Working on adding std::map and I've gotten (re)annoyed and the big exception handling macros. What I've implemented is this pattern:

https://devblogs.microsoft.com/cppblog/exception-boundaries/

It possible of course to keep the idea of custom exception handlers around, but the default one simply throws. Which means the code looks like this:

try
  ....
except
   try
     throw
   catch
      .... tons of catch clauses
   end
end

I know there is a concept of chaining the handlers together also.

What I would like to do is remove the concept of custom exception handlers. I've yet to see any use case for them and they complicate the exception handling code. But maybe I'm missing something?

Thoughts?

jasonroelofs commented 1 year ago

Seeing it in action, I like the pattern. Definitely easier to understand than a macro.

ankane commented 1 year ago

fwiw, I'm using custom error handlers in Torch.rb to remove the C++ backtrace from error messages.

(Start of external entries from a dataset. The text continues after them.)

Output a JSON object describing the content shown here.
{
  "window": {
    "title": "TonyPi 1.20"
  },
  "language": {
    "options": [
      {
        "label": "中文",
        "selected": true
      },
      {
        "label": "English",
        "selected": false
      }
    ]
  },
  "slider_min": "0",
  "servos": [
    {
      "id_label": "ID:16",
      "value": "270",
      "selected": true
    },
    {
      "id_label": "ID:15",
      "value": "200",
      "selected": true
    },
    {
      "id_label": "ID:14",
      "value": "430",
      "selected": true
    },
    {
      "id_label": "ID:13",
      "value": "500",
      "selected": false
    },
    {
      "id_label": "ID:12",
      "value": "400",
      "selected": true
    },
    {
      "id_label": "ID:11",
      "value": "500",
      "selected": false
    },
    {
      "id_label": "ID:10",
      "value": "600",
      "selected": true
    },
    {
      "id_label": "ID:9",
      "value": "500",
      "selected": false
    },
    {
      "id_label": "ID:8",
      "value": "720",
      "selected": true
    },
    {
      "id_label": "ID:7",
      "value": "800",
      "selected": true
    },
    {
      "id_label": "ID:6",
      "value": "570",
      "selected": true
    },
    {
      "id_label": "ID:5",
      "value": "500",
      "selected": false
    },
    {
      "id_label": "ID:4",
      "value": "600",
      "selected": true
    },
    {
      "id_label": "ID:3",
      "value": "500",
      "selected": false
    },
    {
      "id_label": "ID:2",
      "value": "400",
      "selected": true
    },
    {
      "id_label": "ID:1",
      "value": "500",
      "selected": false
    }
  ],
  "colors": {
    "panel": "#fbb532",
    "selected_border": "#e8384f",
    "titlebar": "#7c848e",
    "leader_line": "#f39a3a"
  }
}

inline void handle_error(torch::Error const & ex) {
  throw Rice::Exception(rb_eRuntimeError, ex.what_without_backtrace());
}

I think they could also be nice for raising library-specific exceptions (like Torch::Error instead of RuntimeError), but maybe there's a better way to accomplish this.

cfis commented 1 year ago

Hmm, ok. Don't want to break your code.

Maybe a middle ground then. Something like:

So this is what is what I did so far:

https://github.com/jasonroelofs/rice/blob/master/rice/ruby_try_catch.hpp#L87

And this is how it looks:

https://github.com/jasonroelofs/rice/blob/master/rice/detail/NativeAttribute.ipp#L14

Note that the native attribute readers/writers never supported the exception handlers. Those are only used here:

https://github.com/jasonroelofs/rice/blob/master/rice/detail/NativeFunction.ipp#L254

So if we go down the route sketched above, then it would probably make sense to use the exception handler everywhere cpp_protect is used?

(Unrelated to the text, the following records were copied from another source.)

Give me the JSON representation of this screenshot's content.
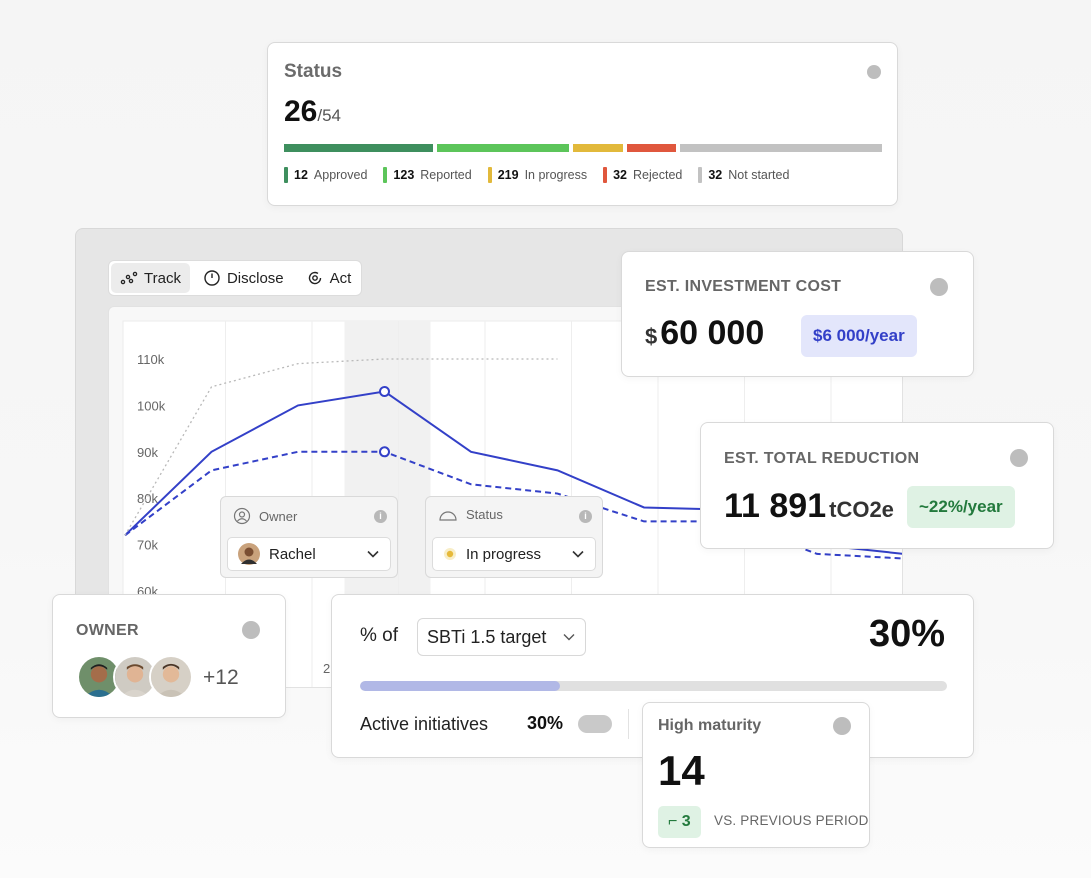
{
  "status_card": {
    "title": "Status",
    "current": "26",
    "total": "/54",
    "segments": [
      {
        "count": "12",
        "label": "Approved",
        "color": "#3e8f5e"
      },
      {
        "count": "123",
        "label": "Reported",
        "color": "#5cc55a"
      },
      {
        "count": "219",
        "label": "In progress",
        "color": "#e2b93b"
      },
      {
        "count": "32",
        "label": "Rejected",
        "color": "#e0573d"
      },
      {
        "count": "32",
        "label": "Not started",
        "color": "#c2c2c2"
      }
    ]
  },
  "tabs": [
    {
      "label": "Track",
      "icon": "track-icon",
      "active": true
    },
    {
      "label": "Disclose",
      "icon": "clock-icon",
      "active": false
    },
    {
      "label": "Act",
      "icon": "refresh-icon",
      "active": false
    }
  ],
  "chart_data": {
    "type": "line",
    "title": "",
    "xlabel": "",
    "ylabel": "",
    "y_ticks": [
      "110k",
      "100k",
      "90k",
      "80k",
      "70k",
      "60k"
    ],
    "ylim": [
      60000,
      110000
    ],
    "x_visible_tick_fragment": "2",
    "series": [
      {
        "style": "solid",
        "color": "#3340c8",
        "values": [
          72000,
          90000,
          100000,
          103000,
          90000,
          86000,
          78000,
          77500,
          70000,
          68000,
          66000
        ]
      },
      {
        "style": "dashed",
        "color": "#3340c8",
        "values": [
          72000,
          86000,
          90000,
          90000,
          83000,
          81000,
          75000,
          75000,
          68000,
          67000,
          65000
        ]
      },
      {
        "style": "dotted",
        "color": "#b8b8b8",
        "values": [
          72000,
          104000,
          109000,
          110000,
          110000,
          110000
        ]
      }
    ],
    "grid": true
  },
  "owner_select": {
    "header": "Owner",
    "value": "Rachel"
  },
  "status_select": {
    "header": "Status",
    "value": "In progress"
  },
  "investment_card": {
    "label": "EST. INVESTMENT COST",
    "currency": "$",
    "value": "60 000",
    "badge": "$6 000/year",
    "badge_color": "#3340c8"
  },
  "reduction_card": {
    "label": "EST. TOTAL REDUCTION",
    "value": "11 891",
    "unit": "tCO2e",
    "badge": "~22%/year",
    "badge_color": "#237a3d"
  },
  "owner_card": {
    "label": "OWNER",
    "extra": "+12"
  },
  "target_card": {
    "prefix": "% of",
    "target": "SBTi 1.5 target",
    "value": "30%",
    "progress": 0.34,
    "active_label": "Active initiatives",
    "active_value": "30%"
  },
  "maturity_card": {
    "label": "High maturity",
    "value": "14",
    "delta": "3",
    "comparison": "VS. PREVIOUS PERIOD"
  }
}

ankane commented 1 year ago

Thanks, don't think I have enough knowledge to comment on the implementation details above, but for my specific use case, I essentially want to wrap all torch::Error instances (rather than call add_handler for every class) if possible (if that helps at all with the API design).

cfis commented 1 year ago

I left the existing API, but replaced the macro with a lambda as discussed above.